A Behind the Scenes Look at Christmas Around the World Artistic Director, Jeanette Geslison


Jeanette Geslison grew up dancing classical ballet. When she attended BYU, she joined the basic folk dance ensemble and fell in love with exploring cultures through movement. Now as the artistic director of BYU’s Christmas Around the World, she shares the beautiful diversity of dance with students and audiences. This year’s performance will include a traditional Indonesian dance backed with the beat of this drum.

In 1987, Jeanette Geslison traveled from her home in Denmark to study dance at Provo’s true blue university. Every year since, she has participated in the annual Christmas Around the World concert. She began as a student dancer, and now she’s worked as the artistic director of the production for nine years.

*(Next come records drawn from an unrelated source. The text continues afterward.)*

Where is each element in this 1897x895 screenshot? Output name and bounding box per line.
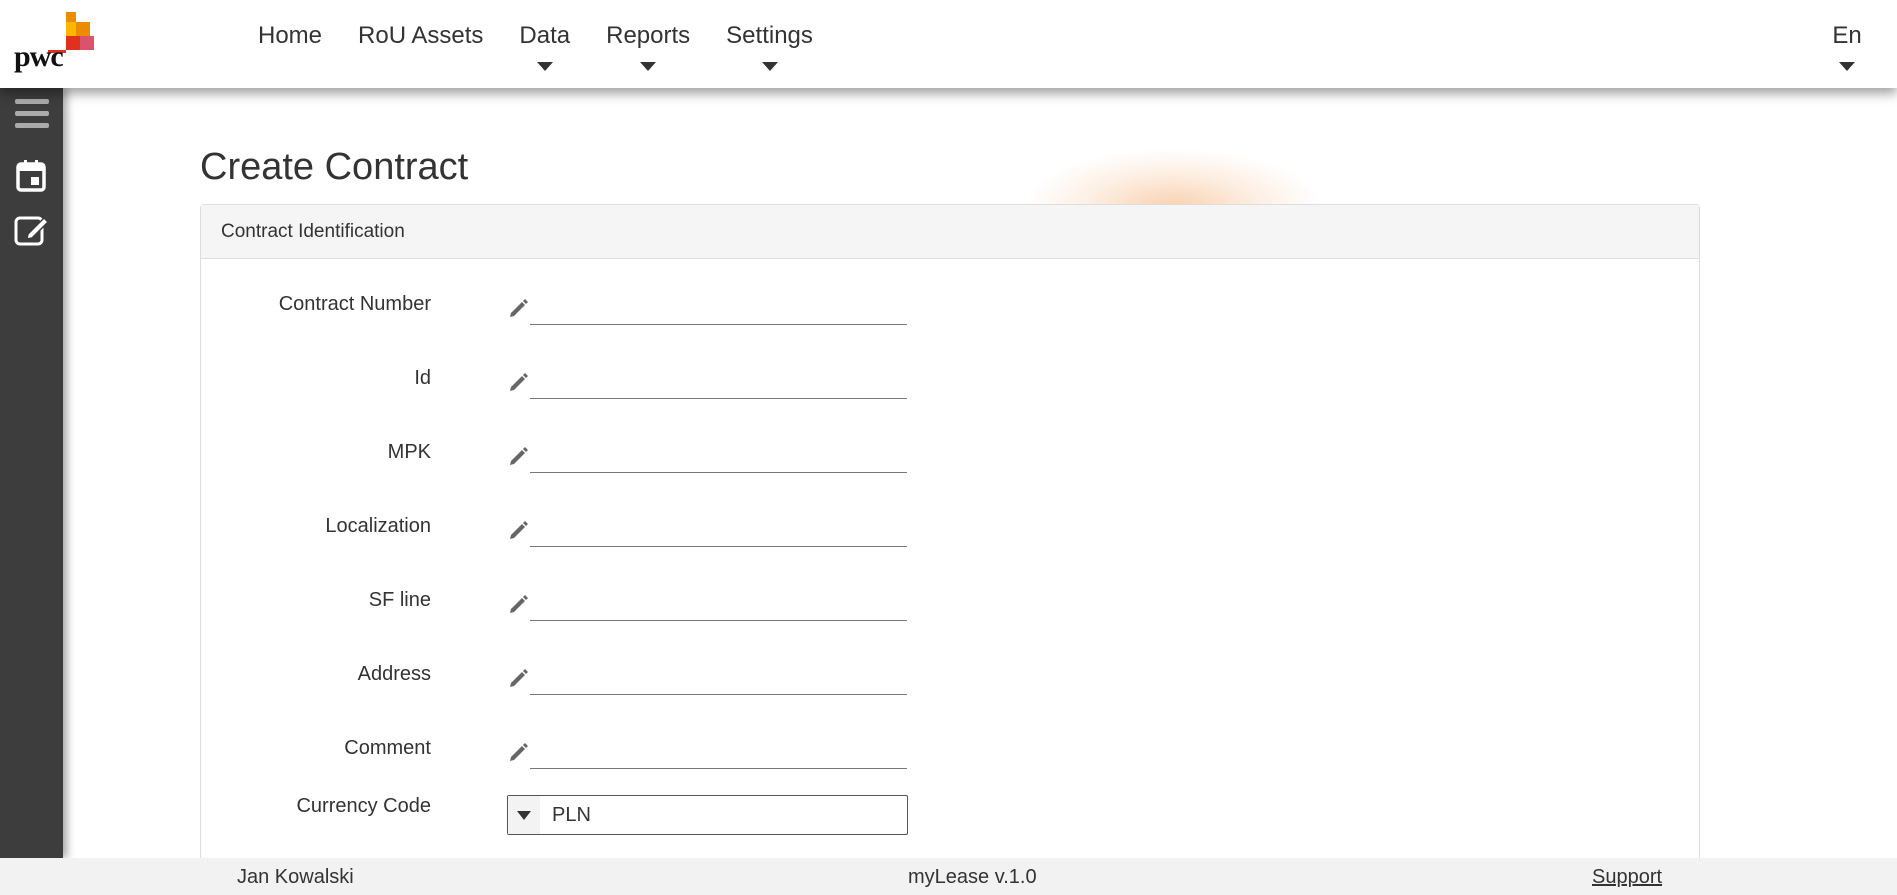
caret-down-icon (517, 811, 531, 820)
nav-reports[interactable]: Reports (588, 0, 708, 88)
comment-input[interactable] (530, 735, 907, 769)
nav-settings[interactable]: Settings (708, 0, 831, 88)
pencil-icon (510, 299, 528, 317)
currency-code-select[interactable]: PLN (507, 795, 908, 835)
field-row-currency-code: Currency Code PLN (201, 795, 1201, 839)
field-label: Comment (344, 737, 431, 759)
language-selector[interactable]: En (1827, 22, 1867, 82)
sidebar (0, 88, 63, 858)
footer-user: Jan Kowalski (237, 866, 354, 888)
field-row-mpk: MPK (201, 435, 1201, 475)
pencil-icon (510, 743, 528, 761)
field-label: Id (414, 367, 431, 389)
nav-data[interactable]: Data (501, 0, 588, 88)
field-label: SF line (368, 589, 431, 611)
pencil-icon (510, 447, 528, 465)
field-row-comment: Comment (201, 731, 1201, 771)
field-row-localization: Localization (201, 509, 1201, 549)
pencil-icon (510, 669, 528, 687)
footer-version: myLease v.1.0 (908, 866, 1037, 888)
field-row-sf-line: SF line (201, 583, 1201, 623)
caret-down-icon (640, 62, 657, 71)
localization-input[interactable] (530, 513, 907, 547)
nav-home[interactable]: Home (240, 0, 340, 88)
main-content: Create Contract Contract Identification … (63, 88, 1897, 858)
field-row-id: Id (201, 361, 1201, 401)
pencil-icon (510, 595, 528, 613)
menu-icon[interactable] (14, 96, 50, 132)
id-input[interactable] (530, 365, 907, 399)
logo-text: pwc (14, 40, 64, 73)
mpk-input[interactable] (530, 439, 907, 473)
dropdown-toggle[interactable] (508, 796, 540, 834)
footer: Jan Kowalski myLease v.1.0 Support (0, 858, 1897, 895)
calendar-icon[interactable] (14, 158, 50, 194)
panel-title: Contract Identification (201, 205, 1699, 259)
pencil-icon (510, 521, 528, 539)
edit-icon[interactable] (14, 212, 50, 248)
field-row-address: Address (201, 657, 1201, 697)
field-row-contract-number: Contract Number (201, 287, 1201, 327)
caret-down-icon (1839, 62, 1855, 71)
contract-identification-panel: Contract Identification Contract Number … (200, 204, 1700, 858)
field-label: Currency Code (296, 795, 431, 817)
main-nav: Home RoU Assets Data Reports Settings (240, 0, 831, 88)
support-link[interactable]: Support (1592, 866, 1662, 889)
field-label: Contract Number (278, 293, 431, 315)
caret-down-icon (536, 62, 553, 71)
sf-line-input[interactable] (530, 587, 907, 621)
field-label: Localization (325, 515, 431, 537)
pwc-logo[interactable]: pwc (14, 12, 94, 74)
nav-rou-assets[interactable]: RoU Assets (340, 0, 501, 88)
contract-number-input[interactable] (530, 291, 907, 325)
pencil-icon (510, 373, 528, 391)
field-label: MPK (387, 441, 431, 463)
currency-code-value: PLN (552, 804, 591, 826)
top-navbar: pwc Home RoU Assets Data Reports Setting… (0, 0, 1897, 88)
field-label: Address (357, 663, 431, 685)
caret-down-icon (761, 62, 778, 71)
address-input[interactable] (530, 661, 907, 695)
page-title: Create Contract (200, 146, 469, 188)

Each year she centers the dances around a common theme.

She has planned this year’s production since January and themed it “Light in the Window.”

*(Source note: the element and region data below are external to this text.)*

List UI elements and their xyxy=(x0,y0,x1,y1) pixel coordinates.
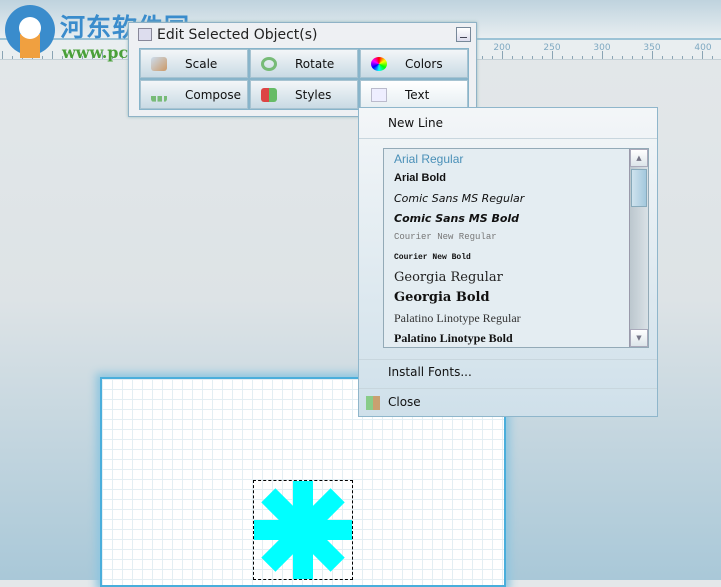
scale-button[interactable]: Scale xyxy=(140,49,248,78)
ruler-tick xyxy=(662,56,663,59)
colors-button[interactable]: Colors xyxy=(360,49,468,78)
ruler-tick xyxy=(632,56,633,59)
close-item[interactable]: Close xyxy=(388,395,421,409)
ruler-tick xyxy=(702,51,703,59)
font-item[interactable]: Georgia Bold xyxy=(394,290,490,305)
rotate-icon xyxy=(261,56,277,71)
ruler-tick xyxy=(542,56,543,59)
ruler-tick xyxy=(602,51,603,59)
ruler-tick xyxy=(492,56,493,59)
ruler-tick xyxy=(712,56,713,59)
styles-button[interactable]: Styles xyxy=(250,80,358,109)
selection-box xyxy=(253,480,353,580)
button-label: Scale xyxy=(185,56,218,71)
font-item[interactable]: Arial Bold xyxy=(394,172,446,184)
scroll-down-icon[interactable]: ▼ xyxy=(630,329,648,347)
button-label: Styles xyxy=(295,87,332,102)
dialog-title: Edit Selected Object(s) xyxy=(157,27,318,43)
ruler-tick xyxy=(692,56,693,59)
compose-tree-icon xyxy=(151,87,167,102)
minimize-button[interactable] xyxy=(456,27,471,42)
ruler-tick xyxy=(672,56,673,59)
text-menu: New Line Arial Regular Arial Bold Comic … xyxy=(358,107,658,417)
font-list[interactable]: Arial Regular Arial Bold Comic Sans MS R… xyxy=(383,148,649,348)
text-button[interactable]: Text xyxy=(360,80,468,109)
edit-icon xyxy=(138,28,152,41)
button-label: Rotate xyxy=(295,56,335,71)
edit-selected-object-dialog: Edit Selected Object(s) Scale Rotate Col… xyxy=(128,22,477,117)
new-line-item[interactable]: New Line xyxy=(388,116,443,130)
ruler-tick xyxy=(612,56,613,59)
ruler-tick xyxy=(652,51,653,59)
ruler-tick xyxy=(502,51,503,59)
font-item[interactable]: Courier New Regular xyxy=(394,232,497,242)
font-list-scrollbar[interactable]: ▲ ▼ xyxy=(629,149,648,347)
rotate-button[interactable]: Rotate xyxy=(250,49,358,78)
ruler-label: 400 xyxy=(694,43,712,53)
scale-icon xyxy=(151,56,167,71)
ruler-tick xyxy=(512,56,513,59)
ruler-tick xyxy=(552,51,553,59)
button-label: Text xyxy=(405,87,430,102)
exit-door-icon xyxy=(366,396,380,410)
styles-blocks-icon xyxy=(261,87,277,102)
ruler-tick xyxy=(622,56,623,59)
font-item[interactable]: Comic Sans MS Bold xyxy=(394,212,519,225)
ruler-tick xyxy=(572,56,573,59)
ruler-tick xyxy=(482,56,483,59)
ruler-tick xyxy=(532,56,533,59)
install-fonts-item[interactable]: Install Fonts... xyxy=(388,365,472,379)
font-item[interactable]: Arial Regular xyxy=(394,152,463,166)
divider xyxy=(359,388,657,389)
button-label: Compose xyxy=(185,87,242,102)
ruler-tick xyxy=(562,56,563,59)
ruler-tick xyxy=(522,56,523,59)
color-wheel-icon xyxy=(371,56,387,71)
scroll-thumb[interactable] xyxy=(631,169,647,207)
text-icon xyxy=(371,87,387,102)
font-item[interactable]: Georgia Regular xyxy=(394,270,503,285)
ruler-tick xyxy=(592,56,593,59)
watermark-logo-icon xyxy=(5,5,55,58)
font-item[interactable]: Comic Sans MS Regular xyxy=(394,192,524,205)
ruler-tick xyxy=(682,56,683,59)
button-label: Colors xyxy=(405,56,443,71)
compose-button[interactable]: Compose xyxy=(140,80,248,109)
font-item[interactable]: Courier New Bold xyxy=(394,253,471,262)
font-item[interactable]: Palatino Linotype Bold xyxy=(394,331,513,346)
ruler-tick xyxy=(642,56,643,59)
ruler-tick xyxy=(582,56,583,59)
scroll-up-icon[interactable]: ▲ xyxy=(630,149,648,167)
font-item[interactable]: Palatino Linotype Regular xyxy=(394,311,521,326)
divider xyxy=(359,359,657,360)
divider xyxy=(359,138,657,139)
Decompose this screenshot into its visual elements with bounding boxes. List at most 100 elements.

Blue Christmas: Celebrating the color of peace and BYU

As someone who’s studied and taught international folk dance for more than 20 years, Christmas Around the World always resonates with Jeanette. Because of her own experience of immigrating to the United States from Denmark, this year’s theme especially strikes a chord.

“We live in a world that’s on the move,” she says. “I was interested in looking at how that movement has influenced the dance and music traditions. We’re calling this upcoming concert ‘Light in the Window’ because some traditions put a light in the window for travelers to help them see where they are. We’re exploring the concept that we can be a light unto all people.”

To her, the color blue primarily symbolizes hope — which links to this year’s theme of the migration.

“There are a lot of reasons why people move from one place to another. It’s my hope that we can experience some sort of peace by reaching out and being accepting and feeling the richness that we can gain from learning from others,” Jeanette says.

Around age 10, Jeanette attended performances of BYU’s Living Legends and BYU’s Young Ambassadors on separate occasions, during the groups’ international tour stops in Denmark. Enthralled with the idea of dancing on stages across the world, Jeanette started dreaming.

At age 18, she arrived in Provo and this classically trained ballerina auditioned for several dance companies — one of which was folk dance. She hadn’t had much experience in folk beyond learning traditional Danish dances from her grandmother, but when she started in the basic group on campus, she was hooked.

Jeanette had originally planned to stay one year. Each year presented a reason to stay for another — to audition for a higher dance team, to finish her degree, to marry Mark Geslison. And she’s lived in Provo ever since.

“One thing I’ve found over the years is I just followed my passion. I felt drawn to it,” she says.

Her passion has brought the joy of dance to others through teaching and performing.

“I never had a goal of being artistic director of the folk dance ensemble one day,” she says. “That was never part of my plan. I just knew I love to do this. Following passion can be a good thing because it can take you through doors you just never imagined you would be able to go through.”

Now leading the longest-running Christmas production at BYU, Jeanette plans year-round for the December production. This year’s performance will bring together over 200 dancers and musicians onto the stage at the BYU Marriott Center.

This year, students will contribute to the theme by sharing stories and traditions from immigrants. Some students are lucky enough to perform the folk dance from a country where their family originates.

“I involve the students because they are the heart of this concert,” she says.

The theme, “Light in the Window,” explores how people have come to the United States and brought their cultures and dances with them. The show will explore how those cultures affect dance in the United States and how the United States affects those dances.

“I understand what it feels like to come from somewhere else and be in a new place,” she says. “I was lucky enough to feel like I fit in quickly.”

She attributes that assimilation to the fact that she found community with people who have her same beliefs at BYU.

“But I know a lot of people who move from one place to the next and don’t feel like they fit in immediately,” she says. “I would hope that the concept of this particular concert would inspire people to be more understanding, reach out more and be more inclusive.”

No Time for the Blues

Each year, Christmas Around the World takes the stage of the BYU Marriott Center the week after Thanksgiving. The dancers practice for weeks in advance, but most audience members don’t realize that the dancers and crew have less than one week to set up and rehearse in the space they perform.

“We have to be vigilant about organizing every part of the production so we know exactly what our timeline is,” Jeanette Geslison says.

Here’s a backstage pass to the week leading up to Christmas Around the World:

  • Monday: Stage crew begins setting up in the BYU Marriott Center around 4 a.m., putting up lights, trusses and set pieces.
  • Tuesday: Stage work continues. They pause at 11:30 for devotional. In the evening, all performers attend the first tech rehearsal at the Marriott Center.
  • Wednesday: Both students and guest performers attend a second tech rehearsal.
  • Thursday: Guest performers work with technicians on a detailed sound check during the day. In the evening, everyone attends the one and only dress rehearsal.
  • Friday: About 5,000 elementary school children from all three school districts in Utah County attend the children’s matinée in the morning. First full show opens to the public in the evening.
  • Saturday: Matinée and evening performances are open to the public.